To Cook, the mobile industry doesn’t race to the bottom, it splits. One part does indeed go cheap, with commoditized products that compete on little more than price. “There’s always a large junk part of the market,” he says. “We’re not in the junk business.” The upper end of the industry justifies its higher prices with greater value. “There’s a segment of the market that really wants a product that does a lot for them, and I want to compete like crazy for those customers,” he says. “I’m not going to lose sleep over that other market, because it’s just not who we are. Fortunately, both of these markets are so big, and there’s so many people that care and want a great experience from their phone or their tablet, that Apple can have a really good business.” [..]
[..] “We never had an objective to sell a low-cost phone,” says Cook. “Our primary objective is to sell a great phone and provide a great experience, and we figured out a way to do it at a lower cost.”
He had this to say about competition from Android based smartphones:
“I think it’s even more a two-operating-system world today than it was before,” Cook says. But, he adds, “when you look at things like customer satisfaction and usage, you see the gap between Android and iOS being huge.”
[..] This leads Cook to a point he makes a lot: People may buy Android devices, but the ones they actually use have an Apple logo on the back.
[..] “Does a unit of market share matter if it’s not being used?” Cook asks. “For us, it matters that people use our products. We really want to enrich people’s lives, and you can’t enrich somebody’s life if the product is in the drawer.”
He also commented on Android fragmentation:
“I don’t think of Android as one thing,” Cook says.
In Cook’s view, the incompatibilities between various Android versions make each an entirely different species. The Android operating systems are “not the latest ones by the time people buy,” he says. A recent survey of smartphones sold by AT&T showed 25 Android handsets; six did not have the latest operating system. “And so by the time they exit, they’re using an operating system that’s three or four years old. That would be like me right now having in my pocket iOS 3. I can’t imagine it.”
Fragmentation creates complexity and what Cook calls a “compounding problem.” “It will show up in developers,” he says. “It will show up for people that no longer have access to certain apps. It will show up in security issues because if you’re not moving your customer base to the latest version, then you have to go back and plug holes in all of this old stuff, and people don’t really do that to a great degree.”
He also spoke about Nokia, whose handset and services businesses were acquired by Microsoft.

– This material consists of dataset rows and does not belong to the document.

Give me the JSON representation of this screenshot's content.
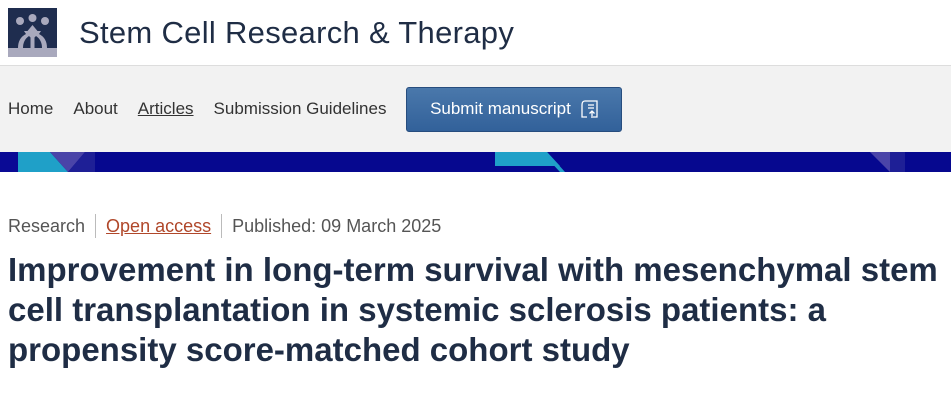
{
  "header": {
    "journal_title": "Stem Cell Research & Therapy",
    "logo_icon": "people-arrows-logo"
  },
  "nav": {
    "items": [
      {
        "label": "Home"
      },
      {
        "label": "About"
      },
      {
        "label": "Articles"
      },
      {
        "label": "Submission Guidelines"
      }
    ],
    "submit_label": "Submit manuscript",
    "submit_icon": "upload-document-icon"
  },
  "article": {
    "type": "Research",
    "access": "Open access",
    "published": "Published: 09 March 2025",
    "title": "Improvement in long-term survival with mesenchymal stem cell transplantation in systemic sclerosis patients: a propensity score-matched cohort study"
  },
  "colors": {
    "brand_navy": "#06088f",
    "button": "#3a6aa2",
    "open_access": "#b0472a"
  }
}
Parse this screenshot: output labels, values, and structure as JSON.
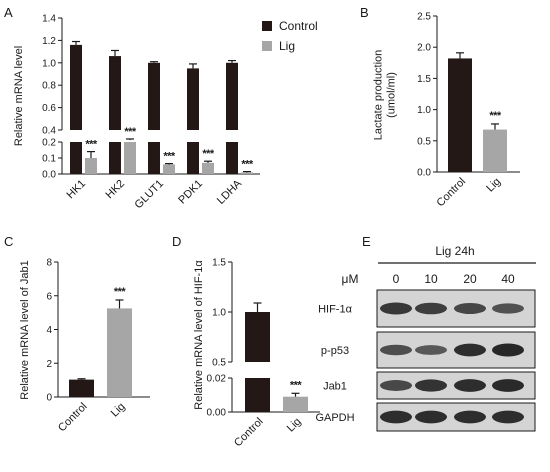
{
  "colors": {
    "control": "#231815",
    "lig": "#a6a6a6",
    "axis": "#1a1a1a",
    "blot_band": "#1e1e1e",
    "blot_bg": "#d4d4d4"
  },
  "chart_data": [
    {
      "panel": "A",
      "type": "bar",
      "ylabel": "Relative mRNA level",
      "broken_axis": true,
      "ylim_lower": [
        0,
        0.2
      ],
      "ylim_upper": [
        0.4,
        1.4
      ],
      "yticks_lower": [
        "0.0",
        "0.1",
        "0.2"
      ],
      "yticks_upper": [
        "0.4",
        "0.6",
        "0.8",
        "1.0",
        "1.2",
        "1.4"
      ],
      "categories": [
        "HK1",
        "HK2",
        "GLUT1",
        "PDK1",
        "LDHA"
      ],
      "legend_position": "top-right",
      "series": [
        {
          "name": "Control",
          "values": [
            1.16,
            1.06,
            1.0,
            0.95,
            1.0
          ],
          "errors": [
            0.03,
            0.05,
            0.01,
            0.04,
            0.02
          ]
        },
        {
          "name": "Lig",
          "values": [
            0.1,
            0.31,
            0.06,
            0.07,
            0.01
          ],
          "errors": [
            0.04,
            0.01,
            0.005,
            0.01,
            0.005
          ]
        }
      ],
      "significance": [
        "***",
        "***",
        "***",
        "***",
        "***"
      ]
    },
    {
      "panel": "B",
      "type": "bar",
      "ylabel": "Lactate production\n(umol/ml)",
      "ylim": [
        0,
        2.5
      ],
      "yticks": [
        "0.0",
        "0.5",
        "1.0",
        "1.5",
        "2.0",
        "2.5"
      ],
      "categories": [
        "Control",
        "Lig"
      ],
      "values": [
        1.82,
        0.68
      ],
      "errors": [
        0.09,
        0.09
      ],
      "significance": [
        "",
        "***"
      ]
    },
    {
      "panel": "C",
      "type": "bar",
      "ylabel": "Relative mRNA  level of Jab1",
      "ylim": [
        0,
        8
      ],
      "yticks": [
        "0",
        "2",
        "4",
        "6",
        "8"
      ],
      "categories": [
        "Control",
        "Lig"
      ],
      "values": [
        1.03,
        5.25
      ],
      "errors": [
        0.05,
        0.5
      ],
      "significance": [
        "",
        "***"
      ]
    },
    {
      "panel": "D",
      "type": "bar",
      "ylabel": "Relative mRNA level of  HIF-1α",
      "broken_axis": true,
      "ylim_lower": [
        0,
        0.02
      ],
      "ylim_upper": [
        0.5,
        1.5
      ],
      "yticks_lower": [
        "0.00",
        "0.02"
      ],
      "yticks_upper": [
        "0.5",
        "1.0",
        "1.5"
      ],
      "categories": [
        "Control",
        "Lig"
      ],
      "values": [
        1.0,
        0.009
      ],
      "errors": [
        0.09,
        0.002
      ],
      "significance": [
        "",
        "***"
      ]
    }
  ],
  "panels": {
    "A": {
      "letter": "A"
    },
    "B": {
      "letter": "B"
    },
    "C": {
      "letter": "C"
    },
    "D": {
      "letter": "D"
    },
    "E": {
      "letter": "E",
      "title": "Lig 24h",
      "unit": "μM",
      "doses": [
        "0",
        "10",
        "20",
        "40"
      ],
      "rows": [
        {
          "label": "HIF-1α",
          "intensity": [
            0.85,
            0.8,
            0.72,
            0.62
          ]
        },
        {
          "label": "p-p53",
          "intensity": [
            0.65,
            0.55,
            0.95,
            1.0
          ]
        },
        {
          "label": "Jab1",
          "intensity": [
            0.7,
            0.9,
            0.95,
            0.97
          ]
        },
        {
          "label": "GAPDH",
          "intensity": [
            0.95,
            0.95,
            0.95,
            0.95
          ]
        }
      ]
    }
  }
}
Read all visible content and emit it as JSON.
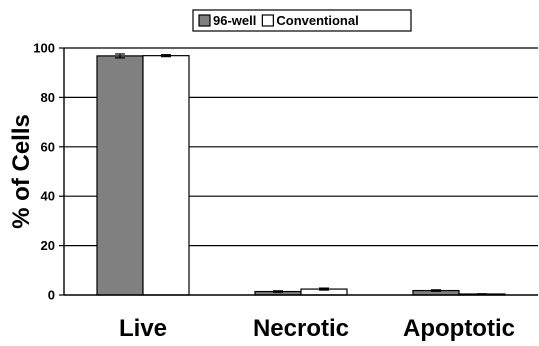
{
  "chart_data": {
    "type": "bar",
    "categories": [
      "Live",
      "Necrotic",
      "Apoptotic"
    ],
    "series": [
      {
        "name": "96-well",
        "values": [
          96.8,
          1.4,
          1.8
        ],
        "errors": [
          0.8,
          0.3,
          0.3
        ],
        "color": "#808080"
      },
      {
        "name": "Conventional",
        "values": [
          96.9,
          2.4,
          0.4
        ],
        "errors": [
          0.4,
          0.4,
          0.1
        ],
        "color": "#ffffff"
      }
    ],
    "ylabel": "% of Cells",
    "ylim": [
      0,
      100
    ],
    "yticks": [
      0,
      20,
      40,
      60,
      80,
      100
    ],
    "grid": true,
    "legend": "top"
  }
}
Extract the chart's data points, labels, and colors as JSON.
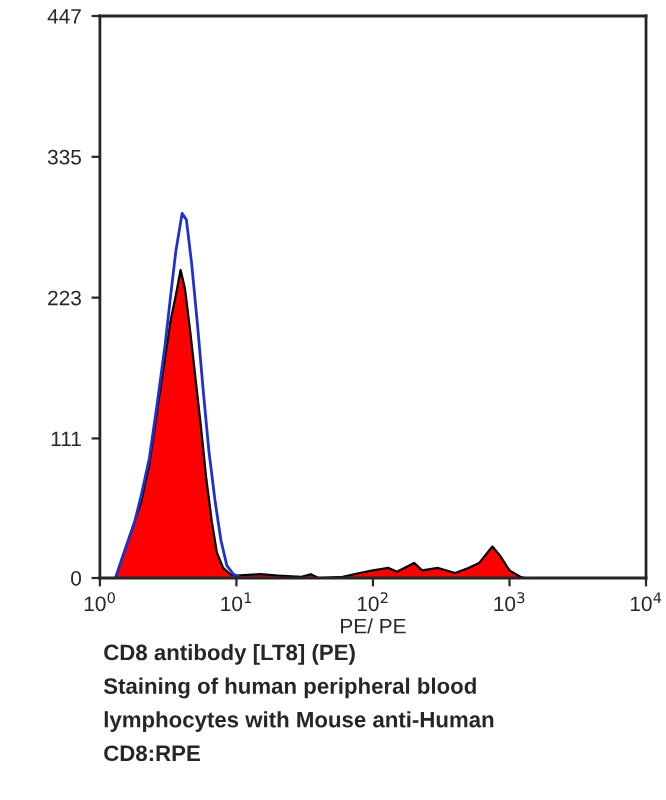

“Everybody is trying to adopt Apple’s strategy,” Cook says in regard to the Nokia purchase. “We’re not looking for external validation of our strategy, but I think it does suggest that there’s a lot of copying, kind of, on the strategy and that people have recognized that importance.”
If one part of Nokia’s story is validating, the other is cautionary. When Apple got into the mobile business, it was Nokia’s world. The Finnish company was considered something of a miracle worker. “I’m old enough to remember when Nokia had margins of 25 percent, and there was absolutely no way they were going to be dislodged from their leadership position,” says Kuittinen of research firm Alekstra. Says Cook, “I think [Nokia] is a reminder to everyone in business that you have to keep innovating and that to not innovate is to die.”
Reacting to drop in Apple’s share price after the launch of the new iPhones, Tim Cook said that he preferred to focus on doing the right things, rather than allow somebody else or the market dictate things.